Leer análisis generado por Gemini
Color rojizo, tirando a bermellón. Imposible describirlo. Es un nuevo color resultado de la mezcla aleatoria en la paleta del pintor. Iluminado desde hogueras en el fondo de pozos ocultos. En la superficie sombras de nubes evidencian manadas de espectros visibles solo por esta mañana. Se juntan con brujas volando y colocan torbellinos de sensaciones redondeadas que giran sin moverse. Es la evidencia de un incendio subterráneo que traspasa gritas y fisuras e instala el calor en la parte superior. Hoy es un techo fantasmagórico. Y las llamas se consumen rápidamente y los reflejos agonizan de intensidad. Ahora es una pintura enmarcada que se convierte en gris con ribetes cremas. El rojo se consumió en la humedad de las nubes. Un incendió sofocado por millones de gotas en suspensión. Apagado sin contemplaciones por la negativa de nubes aburridas a devolver como un eco visual los rayos que recorrían sus pliegues.

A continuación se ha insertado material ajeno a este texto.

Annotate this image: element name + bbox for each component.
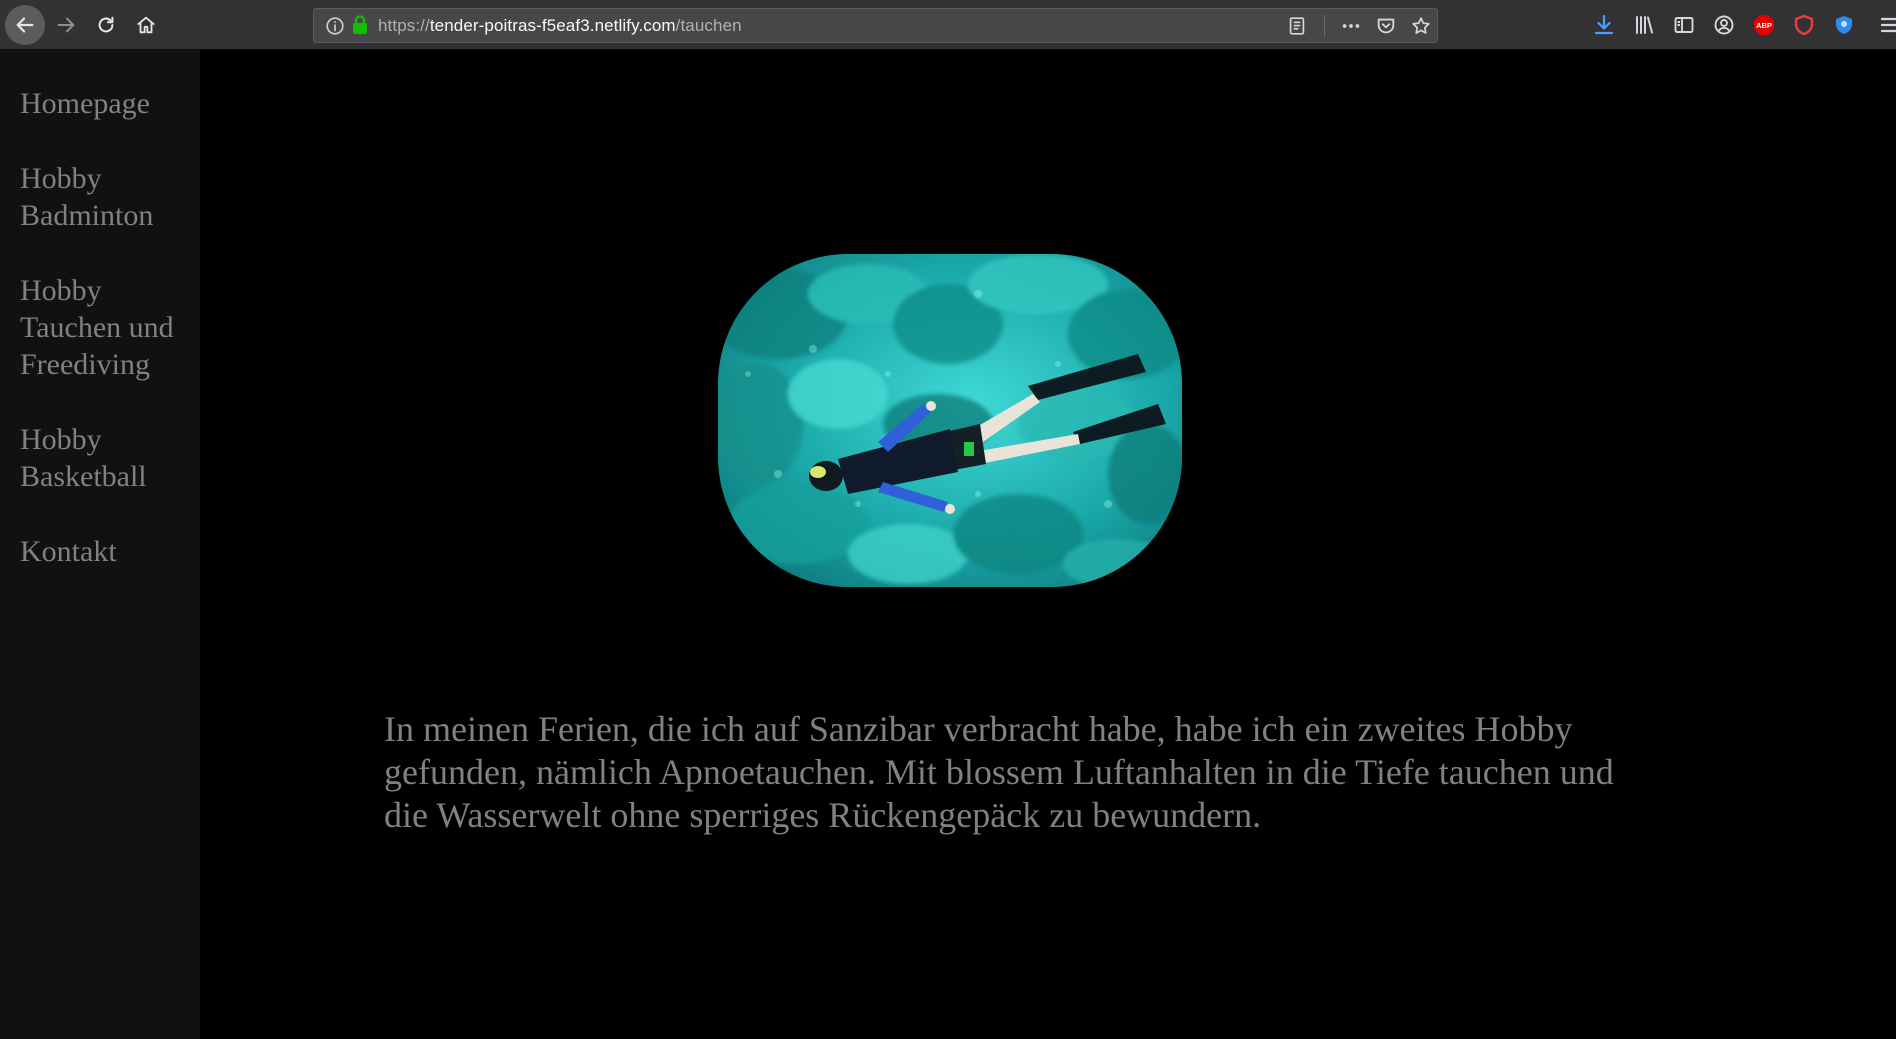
browser-toolbar: https://tender-poitras-f5eaf3.netlify.co… (0, 0, 1896, 50)
url-domain: tender-poitras-f5eaf3.netlify.com (429, 16, 676, 35)
nav-item-basketball[interactable]: Hobby Basketball (0, 421, 170, 495)
shield-extension-icon[interactable] (1792, 13, 1816, 37)
privacy-extension-icon[interactable] (1832, 13, 1856, 37)
arrow-left-icon (16, 17, 34, 33)
freediving-photo (718, 254, 1182, 587)
sidebar-toggle-icon[interactable] (1672, 13, 1696, 37)
nav-list: Homepage Hobby Badminton Hobby Tauchen u… (0, 85, 200, 570)
nav-item-homepage[interactable]: Homepage (0, 85, 170, 122)
reload-icon (98, 16, 114, 33)
nav-item-kontakt[interactable]: Kontakt (0, 533, 170, 570)
address-bar[interactable]: https://tender-poitras-f5eaf3.netlify.co… (313, 8, 1438, 43)
adblock-plus-icon[interactable]: ABP (1752, 13, 1776, 37)
pocket-icon[interactable] (1375, 15, 1397, 37)
back-button[interactable] (5, 5, 45, 45)
site-info-icon[interactable] (324, 15, 346, 37)
library-icon[interactable] (1632, 13, 1656, 37)
sidebar-nav: Homepage Hobby Badminton Hobby Tauchen u… (0, 50, 200, 1039)
reload-button[interactable] (86, 5, 126, 45)
forward-button[interactable] (46, 5, 86, 45)
url-text[interactable]: https://tender-poitras-f5eaf3.netlify.co… (378, 16, 742, 36)
page-actions-icon[interactable] (1340, 15, 1362, 37)
story-paragraph: In meinen Ferien, die ich auf Sanzibar v… (384, 709, 1614, 835)
reader-view-icon[interactable] (1286, 15, 1308, 37)
lock-icon[interactable] (350, 14, 370, 36)
downloads-icon[interactable] (1592, 13, 1616, 37)
arrow-right-icon (57, 17, 75, 33)
address-bar-separator (1324, 15, 1325, 37)
nav-item-tauchen[interactable]: Hobby Tauchen und Freediving (0, 272, 185, 383)
home-button[interactable] (126, 5, 166, 45)
nav-item-badminton[interactable]: Hobby Badminton (0, 160, 170, 234)
bookmark-star-icon[interactable] (1410, 15, 1432, 37)
account-icon[interactable] (1712, 13, 1736, 37)
home-icon (137, 16, 155, 34)
url-path: /tauchen (675, 16, 742, 35)
adblock-plus-label: ABP (1756, 21, 1772, 30)
menu-icon[interactable] (1878, 13, 1896, 37)
url-scheme: https:// (378, 16, 430, 35)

Ya es todo gris con retazos de crema. Se apaciguó la música que tronaba desde azoteas. Se van disolviendo los grupos de transeúntes que se asomaron por un instante al éxtasis. Algunos místicos se descolgaron a cordones y en posiciones de asana meditaron sobre el color del pavimento. Otros más mundanos, se aferraron a balcones y danzaron en el aire recorriendo salientes de edificios, creían que volaban como los pájaros que descansan en sus nidos. Algunos detuvieron su marcha, se sentaron en el borde de La Cañada y tomados de la mano dejaron que el nuevo color los invadiera, sin bautizarlo ya que no se atrevieron. Otros poetas sin lápices y con libretita electrónica buscaron en su estomago palabras que hicieran justicia. No las encontraron. Gelman, Becquer, Machado ya las dieron vuelta y las clausuraron para el futuro. Otros recorrieron anaqueles tratando de encontrar sus alquimias integradas a párrafos y versos insustituibles.

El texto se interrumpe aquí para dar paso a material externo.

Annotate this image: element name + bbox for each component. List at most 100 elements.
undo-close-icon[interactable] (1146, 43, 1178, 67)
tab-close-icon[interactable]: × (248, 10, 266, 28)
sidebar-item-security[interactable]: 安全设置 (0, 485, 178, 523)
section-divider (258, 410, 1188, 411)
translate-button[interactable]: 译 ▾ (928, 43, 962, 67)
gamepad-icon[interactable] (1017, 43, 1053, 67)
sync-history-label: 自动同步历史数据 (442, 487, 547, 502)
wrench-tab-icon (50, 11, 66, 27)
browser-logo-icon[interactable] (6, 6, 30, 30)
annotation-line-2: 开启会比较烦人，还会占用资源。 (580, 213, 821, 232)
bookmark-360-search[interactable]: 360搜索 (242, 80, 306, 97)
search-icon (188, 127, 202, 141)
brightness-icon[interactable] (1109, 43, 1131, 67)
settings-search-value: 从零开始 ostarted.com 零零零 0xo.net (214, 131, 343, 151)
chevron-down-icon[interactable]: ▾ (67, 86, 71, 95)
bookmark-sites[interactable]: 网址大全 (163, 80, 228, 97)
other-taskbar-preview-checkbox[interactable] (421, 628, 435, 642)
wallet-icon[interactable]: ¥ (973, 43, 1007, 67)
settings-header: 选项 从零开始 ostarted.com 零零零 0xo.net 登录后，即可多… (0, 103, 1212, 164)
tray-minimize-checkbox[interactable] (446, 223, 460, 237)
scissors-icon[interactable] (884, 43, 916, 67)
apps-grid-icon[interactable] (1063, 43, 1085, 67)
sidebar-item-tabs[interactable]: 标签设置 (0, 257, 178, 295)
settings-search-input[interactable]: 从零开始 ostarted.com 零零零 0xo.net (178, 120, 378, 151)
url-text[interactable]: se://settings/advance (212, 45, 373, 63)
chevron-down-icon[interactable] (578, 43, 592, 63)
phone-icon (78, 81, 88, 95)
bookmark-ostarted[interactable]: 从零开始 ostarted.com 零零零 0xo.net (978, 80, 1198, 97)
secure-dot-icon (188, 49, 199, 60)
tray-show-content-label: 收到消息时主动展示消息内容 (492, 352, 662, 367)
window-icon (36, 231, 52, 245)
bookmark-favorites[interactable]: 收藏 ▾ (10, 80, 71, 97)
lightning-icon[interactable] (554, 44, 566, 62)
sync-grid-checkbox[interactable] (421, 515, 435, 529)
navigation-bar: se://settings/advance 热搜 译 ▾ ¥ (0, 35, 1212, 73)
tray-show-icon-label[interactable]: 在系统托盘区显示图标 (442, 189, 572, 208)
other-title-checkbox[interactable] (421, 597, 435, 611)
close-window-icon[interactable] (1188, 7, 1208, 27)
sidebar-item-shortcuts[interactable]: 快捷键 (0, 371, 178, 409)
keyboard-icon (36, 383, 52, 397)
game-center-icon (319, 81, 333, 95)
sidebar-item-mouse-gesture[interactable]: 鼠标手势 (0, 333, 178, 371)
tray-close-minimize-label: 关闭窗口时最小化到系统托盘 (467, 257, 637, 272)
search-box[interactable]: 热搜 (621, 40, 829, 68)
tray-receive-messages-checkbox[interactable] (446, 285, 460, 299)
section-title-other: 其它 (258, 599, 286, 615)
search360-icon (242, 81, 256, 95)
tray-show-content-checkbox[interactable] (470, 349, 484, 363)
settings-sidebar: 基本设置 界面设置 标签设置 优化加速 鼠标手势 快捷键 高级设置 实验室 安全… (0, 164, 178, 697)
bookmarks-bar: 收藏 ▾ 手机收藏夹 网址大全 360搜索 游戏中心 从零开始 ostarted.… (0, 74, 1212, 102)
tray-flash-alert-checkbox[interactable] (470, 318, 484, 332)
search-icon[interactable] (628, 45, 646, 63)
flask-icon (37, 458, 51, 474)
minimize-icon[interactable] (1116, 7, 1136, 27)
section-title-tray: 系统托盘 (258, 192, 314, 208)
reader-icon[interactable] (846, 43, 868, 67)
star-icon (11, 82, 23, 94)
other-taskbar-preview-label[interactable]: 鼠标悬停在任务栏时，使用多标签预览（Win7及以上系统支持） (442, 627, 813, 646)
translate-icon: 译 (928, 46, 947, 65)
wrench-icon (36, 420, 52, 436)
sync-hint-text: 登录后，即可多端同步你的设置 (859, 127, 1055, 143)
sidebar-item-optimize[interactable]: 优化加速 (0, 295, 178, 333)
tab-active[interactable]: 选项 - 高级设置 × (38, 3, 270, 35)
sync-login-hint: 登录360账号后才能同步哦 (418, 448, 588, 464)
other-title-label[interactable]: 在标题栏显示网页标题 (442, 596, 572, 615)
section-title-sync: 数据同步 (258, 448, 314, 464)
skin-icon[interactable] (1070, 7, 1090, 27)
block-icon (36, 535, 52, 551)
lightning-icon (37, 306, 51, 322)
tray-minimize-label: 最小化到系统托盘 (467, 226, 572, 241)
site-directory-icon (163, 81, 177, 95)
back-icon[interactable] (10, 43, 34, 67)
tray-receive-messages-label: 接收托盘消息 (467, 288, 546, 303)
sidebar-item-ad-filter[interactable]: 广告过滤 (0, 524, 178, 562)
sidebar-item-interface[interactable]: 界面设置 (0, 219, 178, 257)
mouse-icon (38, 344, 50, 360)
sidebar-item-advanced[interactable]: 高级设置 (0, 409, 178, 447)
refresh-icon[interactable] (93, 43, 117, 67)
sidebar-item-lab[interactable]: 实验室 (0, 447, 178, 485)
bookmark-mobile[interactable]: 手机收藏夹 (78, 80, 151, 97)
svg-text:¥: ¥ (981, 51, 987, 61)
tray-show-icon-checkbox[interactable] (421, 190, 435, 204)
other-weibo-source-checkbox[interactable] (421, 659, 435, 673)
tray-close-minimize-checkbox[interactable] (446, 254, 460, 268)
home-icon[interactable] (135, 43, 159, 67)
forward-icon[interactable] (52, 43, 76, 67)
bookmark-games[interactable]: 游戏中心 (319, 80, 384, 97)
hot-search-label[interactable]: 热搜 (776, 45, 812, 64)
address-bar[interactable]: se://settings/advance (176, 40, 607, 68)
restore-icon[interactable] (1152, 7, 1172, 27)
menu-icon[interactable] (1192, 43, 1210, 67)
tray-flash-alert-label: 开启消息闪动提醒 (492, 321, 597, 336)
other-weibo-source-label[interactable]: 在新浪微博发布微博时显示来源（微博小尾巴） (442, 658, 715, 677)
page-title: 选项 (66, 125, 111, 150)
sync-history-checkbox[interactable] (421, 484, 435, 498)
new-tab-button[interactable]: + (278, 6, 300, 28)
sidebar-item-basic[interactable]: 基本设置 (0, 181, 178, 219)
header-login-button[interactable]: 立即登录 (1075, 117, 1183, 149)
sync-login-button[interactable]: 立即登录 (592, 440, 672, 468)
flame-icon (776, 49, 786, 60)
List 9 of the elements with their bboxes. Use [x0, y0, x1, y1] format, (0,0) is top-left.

El universo se detuvo. Por lo menos el tan mentado de las “almas sensibles”. Alguna de ellas se entretuvo en el reflejo en el agua y en el futuro relatará sobre corrientes incendiadas, que en silencio y sin manchas buscaban su libertad en océanos lejanos. Y cuando recuperados de su asombro impensado, cuando el interior de cada uno se iba aquietando luego de la vorágine de sensaciones, un amarillo en estado puro de oro rompió abruptamente el gris de las nubes. Las melodías surgieron ahora del vuelo de pájaros, tomaron protagonismo, cantaron sin versos, no buscaron comida. Solo se dejaron llevar por esa marea incontenible, ese tornado de emociones que irrumpía de la superficie. Se elevaron hasta alturas pocas veces alcanzadas, orillaron nubes, sus plumas se humedecieron. Se lanzaron en picada lanzando aullidos de satisfacción.
Pero las nubes están fatales. Austeras, solemnes. Impusieron su gris, olvidaron al púrpura. Con una mueca de sarcasmo que recorrió el horizonte, impusieron su monotonía. Aplacaron toda luminosidad e hicieron descender rutinas llenando el espacio cerca del suelo de bostezos. Extendidas hasta donde llega la vista se relamen de su triunfo. Una letanía resuena, un ritmo de repeticiones se distribuye. Los pájaros vuelven a recolectar comida, los transeúntes buscan su destino laboral o sus hogares para descansar.